Sea EPSTEIN, J., concurring:

I concur in the conclusion reached by Mr. Justice Thornton, and in the views which he has expressed upon the questions discussed in his opinion, with one exception. . I do not think that the objection to the instruction that “to justify a person in killing another in self-defense, it must appear that the danger was so urgent and pressing that in order to save his own life, or to prevent his receiving great bodily harm, the killing of the deceased was absolutely necessary,” was obviated by other instructions, in which the jury were in effect told that a person might be justified in killing another in self-defense even if it did not appear that the danger was so urgent and pressing that in order o prevent his receiving great bodily harm the killing of the deceased was absolutely necessary.

It seems to me that the instructions which are said to explain and qualify the one first above referred to are clearly in conflict with it, and if so, the judgment should be reversed on that ground. The Code declares that homicide is justifiable when committed by a person in the lawful defense of himself “ when there is reasonable ground to apprehend a design to commit a felony, or to do some great bodily injury, and imminent danger of such design being accomplished.” (Pen.

C., 197.) If that means that it must appear that the killing of the deceased was absolutely necessary to prevent the accomplishment of the design to commit a felony or to do some great bodily injury, the instruction complained of was correct. But it seems to me sufficiently clear that there may be reasonable ground to apprehend a design to commit a felony or to do some great bodily injury and imminent danger of such design being accomplished without its also appearing that the killing of the deceased was absolutely necessary to prevent such a consummation.

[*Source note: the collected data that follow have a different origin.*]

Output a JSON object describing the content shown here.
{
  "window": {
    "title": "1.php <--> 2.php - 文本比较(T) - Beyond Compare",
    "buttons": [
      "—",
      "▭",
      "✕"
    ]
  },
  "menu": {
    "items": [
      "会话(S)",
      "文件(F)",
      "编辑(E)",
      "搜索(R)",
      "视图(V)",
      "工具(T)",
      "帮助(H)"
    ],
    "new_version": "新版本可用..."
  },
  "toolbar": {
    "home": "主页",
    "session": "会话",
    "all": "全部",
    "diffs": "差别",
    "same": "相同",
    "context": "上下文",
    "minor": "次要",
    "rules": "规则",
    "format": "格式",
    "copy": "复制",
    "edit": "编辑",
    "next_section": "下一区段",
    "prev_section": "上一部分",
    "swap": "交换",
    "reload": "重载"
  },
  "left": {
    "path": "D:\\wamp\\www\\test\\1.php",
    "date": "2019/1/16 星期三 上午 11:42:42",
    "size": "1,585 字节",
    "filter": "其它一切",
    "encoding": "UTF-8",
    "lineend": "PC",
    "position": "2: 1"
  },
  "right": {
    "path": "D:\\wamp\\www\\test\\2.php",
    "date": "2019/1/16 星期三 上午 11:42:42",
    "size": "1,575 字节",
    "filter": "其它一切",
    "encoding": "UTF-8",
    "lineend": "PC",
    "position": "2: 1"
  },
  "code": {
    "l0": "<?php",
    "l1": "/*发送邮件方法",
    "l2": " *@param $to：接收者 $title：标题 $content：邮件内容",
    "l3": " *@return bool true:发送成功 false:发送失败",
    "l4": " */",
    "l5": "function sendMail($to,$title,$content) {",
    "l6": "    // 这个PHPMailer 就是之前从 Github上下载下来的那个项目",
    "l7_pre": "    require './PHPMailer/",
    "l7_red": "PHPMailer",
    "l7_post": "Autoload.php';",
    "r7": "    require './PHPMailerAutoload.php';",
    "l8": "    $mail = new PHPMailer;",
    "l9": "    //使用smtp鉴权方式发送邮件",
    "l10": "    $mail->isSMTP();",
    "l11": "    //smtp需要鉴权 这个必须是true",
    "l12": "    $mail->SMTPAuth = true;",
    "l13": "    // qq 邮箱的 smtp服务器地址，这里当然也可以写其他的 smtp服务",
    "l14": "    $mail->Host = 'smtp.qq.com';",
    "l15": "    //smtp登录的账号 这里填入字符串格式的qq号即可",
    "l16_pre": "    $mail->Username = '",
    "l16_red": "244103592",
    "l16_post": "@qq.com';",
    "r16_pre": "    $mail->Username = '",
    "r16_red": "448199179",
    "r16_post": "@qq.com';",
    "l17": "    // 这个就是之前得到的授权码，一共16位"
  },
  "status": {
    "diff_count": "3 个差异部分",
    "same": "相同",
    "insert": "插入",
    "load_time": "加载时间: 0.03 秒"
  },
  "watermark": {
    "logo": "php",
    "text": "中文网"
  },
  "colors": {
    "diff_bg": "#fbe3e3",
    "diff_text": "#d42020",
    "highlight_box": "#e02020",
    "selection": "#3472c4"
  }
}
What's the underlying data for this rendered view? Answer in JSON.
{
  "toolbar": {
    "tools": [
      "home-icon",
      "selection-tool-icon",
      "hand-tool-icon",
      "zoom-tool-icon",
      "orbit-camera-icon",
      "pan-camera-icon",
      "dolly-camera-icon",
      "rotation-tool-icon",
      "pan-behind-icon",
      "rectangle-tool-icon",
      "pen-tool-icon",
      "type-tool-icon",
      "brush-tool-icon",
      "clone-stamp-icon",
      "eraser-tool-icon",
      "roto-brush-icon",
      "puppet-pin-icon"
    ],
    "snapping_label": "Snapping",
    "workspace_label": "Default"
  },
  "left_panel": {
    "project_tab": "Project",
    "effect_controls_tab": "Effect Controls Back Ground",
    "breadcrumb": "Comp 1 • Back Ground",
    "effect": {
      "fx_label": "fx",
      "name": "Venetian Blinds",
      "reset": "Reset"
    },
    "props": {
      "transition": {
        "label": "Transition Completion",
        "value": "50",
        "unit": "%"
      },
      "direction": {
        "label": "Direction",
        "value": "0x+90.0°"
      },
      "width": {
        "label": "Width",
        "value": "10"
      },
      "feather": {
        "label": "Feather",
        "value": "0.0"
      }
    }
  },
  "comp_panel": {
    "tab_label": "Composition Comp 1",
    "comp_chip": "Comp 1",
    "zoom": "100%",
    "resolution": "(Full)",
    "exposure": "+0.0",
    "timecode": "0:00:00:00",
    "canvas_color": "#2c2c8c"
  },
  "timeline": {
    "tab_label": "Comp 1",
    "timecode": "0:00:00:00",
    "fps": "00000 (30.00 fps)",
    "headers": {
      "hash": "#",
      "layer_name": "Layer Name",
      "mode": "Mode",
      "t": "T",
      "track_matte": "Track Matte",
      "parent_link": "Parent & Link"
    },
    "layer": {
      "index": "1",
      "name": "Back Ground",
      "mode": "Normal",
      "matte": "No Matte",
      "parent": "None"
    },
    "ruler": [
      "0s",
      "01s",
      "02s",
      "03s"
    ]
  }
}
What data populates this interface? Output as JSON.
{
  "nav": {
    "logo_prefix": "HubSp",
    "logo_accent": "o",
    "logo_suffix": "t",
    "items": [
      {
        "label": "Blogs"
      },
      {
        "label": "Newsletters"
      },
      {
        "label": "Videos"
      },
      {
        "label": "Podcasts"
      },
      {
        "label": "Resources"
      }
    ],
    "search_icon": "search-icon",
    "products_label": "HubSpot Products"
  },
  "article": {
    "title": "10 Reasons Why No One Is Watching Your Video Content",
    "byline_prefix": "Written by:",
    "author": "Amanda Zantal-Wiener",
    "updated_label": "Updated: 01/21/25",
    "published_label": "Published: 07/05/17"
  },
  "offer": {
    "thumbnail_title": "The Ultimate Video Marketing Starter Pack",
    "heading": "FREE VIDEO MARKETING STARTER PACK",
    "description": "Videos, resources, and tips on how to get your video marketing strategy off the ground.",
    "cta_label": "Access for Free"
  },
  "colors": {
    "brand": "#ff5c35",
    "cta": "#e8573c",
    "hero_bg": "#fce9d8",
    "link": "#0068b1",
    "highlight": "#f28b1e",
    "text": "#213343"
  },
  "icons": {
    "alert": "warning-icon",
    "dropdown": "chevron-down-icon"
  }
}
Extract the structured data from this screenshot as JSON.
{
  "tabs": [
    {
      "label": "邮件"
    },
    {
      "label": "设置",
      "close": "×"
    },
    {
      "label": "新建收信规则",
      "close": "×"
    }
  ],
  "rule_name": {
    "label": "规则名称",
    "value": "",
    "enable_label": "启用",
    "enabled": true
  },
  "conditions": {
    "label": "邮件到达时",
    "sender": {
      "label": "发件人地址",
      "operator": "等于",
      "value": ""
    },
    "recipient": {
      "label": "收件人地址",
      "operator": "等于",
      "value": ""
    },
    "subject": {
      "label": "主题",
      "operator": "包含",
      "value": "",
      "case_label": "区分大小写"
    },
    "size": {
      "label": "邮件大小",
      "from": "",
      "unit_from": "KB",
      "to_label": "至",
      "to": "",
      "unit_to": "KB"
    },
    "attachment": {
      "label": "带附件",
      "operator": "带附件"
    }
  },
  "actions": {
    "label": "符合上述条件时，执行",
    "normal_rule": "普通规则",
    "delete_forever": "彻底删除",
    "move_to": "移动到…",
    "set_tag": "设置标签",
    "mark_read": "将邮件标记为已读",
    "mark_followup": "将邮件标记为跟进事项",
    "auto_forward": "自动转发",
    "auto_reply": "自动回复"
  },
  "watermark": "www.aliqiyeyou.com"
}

I think that the introduction of ardent spirits into the jury room while the jury were deliberating upon their verdict, con*188stituted misconduct per se. The Sheriff was- authorized to provide the jury “with suitable and sufficient food and lodging.” (Pen. C., 1136.) This is a modification of the old rule which required that they should “ he kept without meat or drink, fire or candle, until they agreed.” But it is the opinion of at least one text writer that “ there has been no relaxation as far as drinking intoxicating liquors is concerned.” (Proffatt on Jury Trial, 398.) Whether any juror was so much affected by drinking 'ardent spirits in the jury room as to temporarily unfit him for the discharge of his duty is not made clear. But it is sufficiently clear that some of them might quite naturally have been more or less under the influence of liquor while deliberating on their verdict, and it seems to me that that is good ground for setting the verdict aside.